Было далеко за полночь, наверно часа два-три, когда мы с Нарсиссом расположились на светло-золотистом плюшевом диване, поскольку постель была усеяна остатками позднего ужина: очистками от яблок, корками сыра, виноградными косточками, наполовину заполнившими маленькую китайскую вазочку, черными оливками. Там же лежали две пустые винные бутылки.

Бледная опаловая луна выскользнула из-за гряды облаков, ее свет был даже ярче света канделябров и камина.

— Спать, — сказала я, — Мне нужно поспать. — Я откинулась на спину, погрузившись в груду подушек. — Прочитай стихотворение, убаюкай меня. — За это я получила щипок.

Нарсисс вытащил из кармана копию «Анахарсиса», и, хотя я уже была в полусне, когда мой друг добрался до того места стихотворения, где описывается греческий ужин и где речь идет о приготовлении соусов, я подскочила, воскликнув:

— Voila! C'est ca![81]

— Послушай, женщина, — спросил удивленный Нарсисс, — что это на тебя нашло?

— Продолжай! — приказала я. — Читай!

И он продолжил чтение, так и не поняв причины моего волнения. Я взяла с ночного столика перо, бумагу, чернила и начала быстро писать.

— Еще раз, — попросила я, когда он дочитал интересующий меня отрывок. — Пожалуйста, повтори! — И он повиновался. Сущий ангел, такой уступчивый! Он, наверно, подумал, что я сошла с ума, пока я не успокоилась и не объяснила ему мой план, который, конечно, состоял в том, чтобы провести шабаш как греческий ужин.

Не прошло и часа, как были продуманы все подробности.

Я размышляла, как мои гостьи воспримут идею афинского вечера, эллинистического чествования нашего союза сестер. Мне казалось, что чего-то менее грандиозного будет недостаточно. Какое я сделаю из этого представление!

За те дни, что последовали за посетившим меня в ту ночь вдохновением, я обошла множество рынков и наконец нашла тринадцать подходящих к случаю простых стульев, которые расставила вокруг стола — семь против шести. За стульями я расположила высокие ширмы, натянув белую ткань в промежутках между ними (такое можно увидеть на картинах Пуссена). Я сплела тринадцать лавровых венков. У соседа, графа де П***, была великолепная коллекция этрусской керамики; я убедила его одолжить мне чашки и вазы, которые расставила на длинном столе из красного дерева. Всю эту сцену освещала висячая лампа.

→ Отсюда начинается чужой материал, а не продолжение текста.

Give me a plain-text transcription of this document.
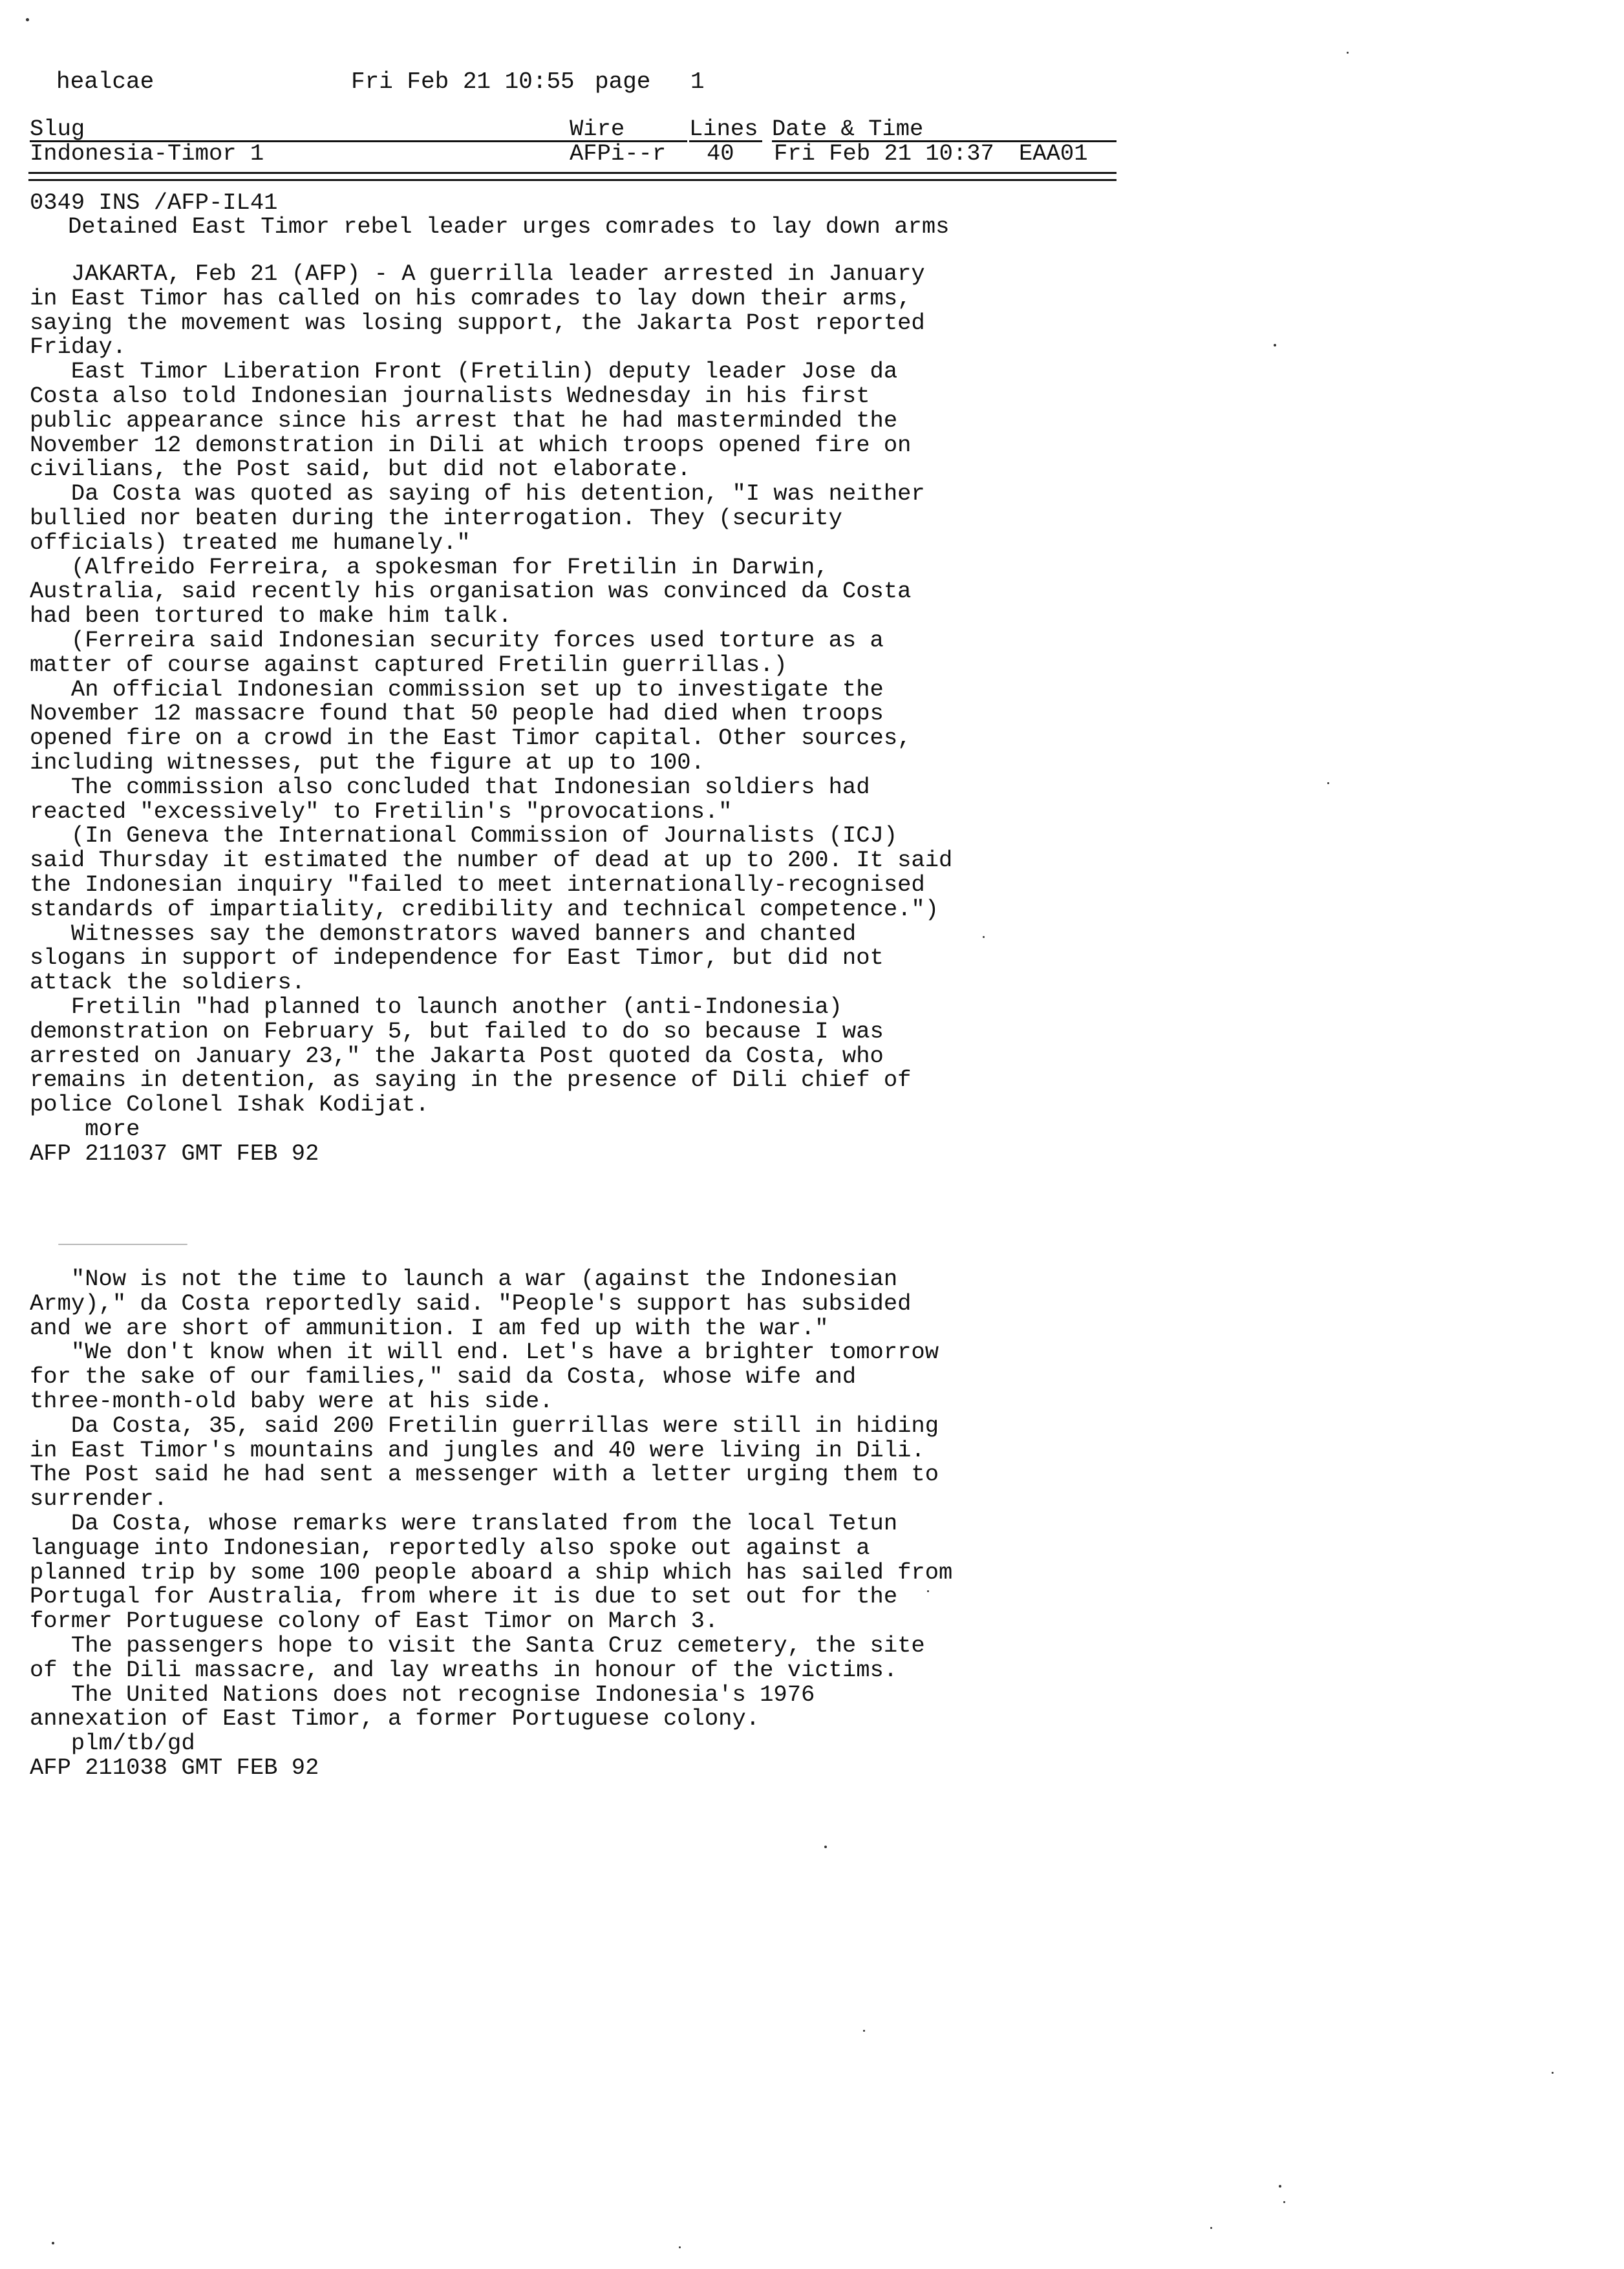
healcae	Fri Feb 21 10:55 page 1
Slug	Wire	Lines Date & Time
Indonesia-Timor 1	AFPi--r 40 Fri Feb 21 10:37 EAA01
0349 INS /AFP-IL41
Detained East Timor rebel leader urges comrades to lay down arms
JAKARTA, Feb 21 (AFP) - A guerrilla leader arrested in January
in East Timor has called on his comrades to lay down their arms,
saying the movement was losing support, the Jakarta Post reported
Friday.
East Timor Liberation Front (Fretilin) deputy leader Jose da
Costa also told Indonesian journalists Wednesday in his first
public appearance since his arrest that he had masterminded the
November 12 demonstration in Dili at which troops opened fire on
civilians, the Post said, but did not elaborate.
Da Costa was quoted as saying of his detention, "I was neither
bullied nor beaten during the interrogation. They (security
officials) treated me humanely."
(Alfreido Ferreira, a spokesman for Fretilin in Darwin,
Australia, said recently his organisation was convinced da Costa
had been tortured to make him talk.
(Ferreira said Indonesian security forces used torture as a
matter of course against captured Fretilin guerrillas.)
An official Indonesian commission set up to investigate the
November 12 massacre found that 50 people had died when troops
opened fire on a crowd in the East Timor capital. Other sources,
including witnesses, put the figure at up to 100.
The commission also concluded that Indonesian soldiers had
reacted "excessively" to Fretilin's "provocations."
(In Geneva the International Commission of Journalists (ICJ)
said Thursday it estimated the number of dead at up to 200. It said
the Indonesian inquiry "failed to meet internationally-recognised
standards of impartiality, credibility and technical competence.")
Witnesses say the demonstrators waved banners and chanted
slogans in support of independence for East Timor, but did not
attack the soldiers.
Fretilin "had planned to launch another (anti-Indonesia)
demonstration on February 5, but failed to do so because I was
arrested on January 23," the Jakarta Post quoted da Costa, who
remains in detention, as saying in the presence of Dili chief of
police Colonel Ishak Kodijat.
more
AFP 211037 GMT FEB 92
"Now is not the time to launch a war (against the Indonesian
Army)," da Costa reportedly said. "People's support has subsided
and we are short of ammunition. I am fed up with the war."
"We don't know when it will end. Let's have a brighter tomorrow
for the sake of our families," said da Costa, whose wife and
three-month-old baby were at his side.
Da Costa, 35, said 200 Fretilin guerrillas were still in hiding
in East Timor's mountains and jungles and 40 were living in Dili.
The Post said he had sent a messenger with a letter urging them to
surrender.
Da Costa, whose remarks were translated from the local Tetun
language into Indonesian, reportedly also spoke out against a
planned trip by some 100 people aboard a ship which has sailed from
Portugal for Australia, from where it is due to set out for the
former Portuguese colony of East Timor on March 3.
The passengers hope to visit the Santa Cruz cemetery, the site
of the Dili massacre, and lay wreaths in honour of the victims.
The United Nations does not recognise Indonesia's 1976
annexation of East Timor, a former Portuguese colony.
plm/tb/gd
AFP 211038 GMT FEB 92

Я убрала все лишнее с кухни, чтобы всецело отдаться приготовлению соусов. И они были само совершенство: один — для дичи, один — для рыбы, а самый изысканный — для угрей, которых клятвенно обещал привезти мой поставщик рыбы.

Потом я позаботилась о музыке. Я переделала старую гитару в позолоченную лиру. Нарсисс предложил «Бога Пафоса» Глюка. (Но кто исполнит это произведение? Для любого другого вечера я без труда могла бы отыскать прекрасных музыкантов.) Нарсисс помогал мне продумать распорядок приема гостей, и это создавало трудности: я все время помнила, что ему нельзя присутствовать.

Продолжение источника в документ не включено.